Through collaborations with other agencies under the Multi-Agency Task Team (MATT) and our international partners, KRA is prosecuting tax cheats and bringing down tax evasion schemes. In the last financial year for instance, KRA successfully intercepted spirituous illicit products with an estimated tax loss of Kshs. 1.2 billion that were destined for the local market. KRA also profiled 1,309 individuals and companies with tax-loss estimated at approximately Kshs. 259 billion. These entities are earmarked for further investigations and legal action for non-compliance.

KRA through multi-agency collaborations, has managed to seal several loopholes in tax evasion that are translating into revenue. In the first half of the year 2020/21, KRA posted improved revenue performance rate of 101.3%. This was the first positive and above target collection rate since the outbreak of Covid-19 pandemic. The improved performance is attributed to enhanced compliance efforts and the relaxation of Covid-19 regulations. The Kenya Revenue Authority collected Ksh. 166 billion against a target of Ksh. 164 billion representing 3.5% growth over the same period last year.

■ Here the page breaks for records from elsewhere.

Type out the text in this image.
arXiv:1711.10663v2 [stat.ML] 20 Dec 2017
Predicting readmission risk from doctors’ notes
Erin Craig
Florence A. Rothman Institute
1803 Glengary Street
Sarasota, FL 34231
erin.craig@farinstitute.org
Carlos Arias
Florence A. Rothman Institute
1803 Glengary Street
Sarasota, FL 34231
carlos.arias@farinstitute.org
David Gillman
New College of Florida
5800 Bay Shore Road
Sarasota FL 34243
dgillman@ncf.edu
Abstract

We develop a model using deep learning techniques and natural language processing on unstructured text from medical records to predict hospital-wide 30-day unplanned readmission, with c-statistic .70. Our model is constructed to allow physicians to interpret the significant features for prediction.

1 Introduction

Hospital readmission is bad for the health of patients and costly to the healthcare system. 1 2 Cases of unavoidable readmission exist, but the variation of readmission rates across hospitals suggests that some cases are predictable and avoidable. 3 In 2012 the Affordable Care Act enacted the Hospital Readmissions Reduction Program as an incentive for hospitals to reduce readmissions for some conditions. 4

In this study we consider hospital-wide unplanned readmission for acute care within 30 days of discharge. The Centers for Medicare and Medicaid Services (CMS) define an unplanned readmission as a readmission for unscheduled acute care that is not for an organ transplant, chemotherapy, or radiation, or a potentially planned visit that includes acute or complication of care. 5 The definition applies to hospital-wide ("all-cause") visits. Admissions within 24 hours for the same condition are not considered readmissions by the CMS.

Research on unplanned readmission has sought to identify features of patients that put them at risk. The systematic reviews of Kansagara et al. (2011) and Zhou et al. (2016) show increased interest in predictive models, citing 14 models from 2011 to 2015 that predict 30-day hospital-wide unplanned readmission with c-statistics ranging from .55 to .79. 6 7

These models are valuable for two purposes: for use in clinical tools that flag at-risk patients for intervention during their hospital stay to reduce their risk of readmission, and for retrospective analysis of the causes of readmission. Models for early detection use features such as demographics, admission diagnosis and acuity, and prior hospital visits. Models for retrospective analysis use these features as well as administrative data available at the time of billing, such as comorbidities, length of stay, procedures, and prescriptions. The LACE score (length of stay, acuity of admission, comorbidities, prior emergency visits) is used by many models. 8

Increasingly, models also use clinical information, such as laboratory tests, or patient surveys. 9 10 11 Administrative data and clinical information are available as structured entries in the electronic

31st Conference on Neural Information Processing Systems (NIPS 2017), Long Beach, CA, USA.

KRA continues to intensify the use of a robust intelligence network to curb tax evasion and the use of technology to support tax collection including a web-based anonymous reporting system to enable the public to report tax evasion while remaining anonymous. The government is also exploring the deployment of the Tax Appeals Tribunal (TAT) on a full-time basis to expedite resolution of tax disputes which are currently holding more than Ksh. 200 billion.

These efforts, coupled with others like the Voluntary Disclosure Program (VDP), are definitely yielding results. Under VDP, taxpayers are urged to pay their taxes, those with tax arrears should disclose and pay taxes that may not have been declared for the last 5 years. Upon disclosing these arrears, the taxpayers enjoy the benefit of waived interest and penalties.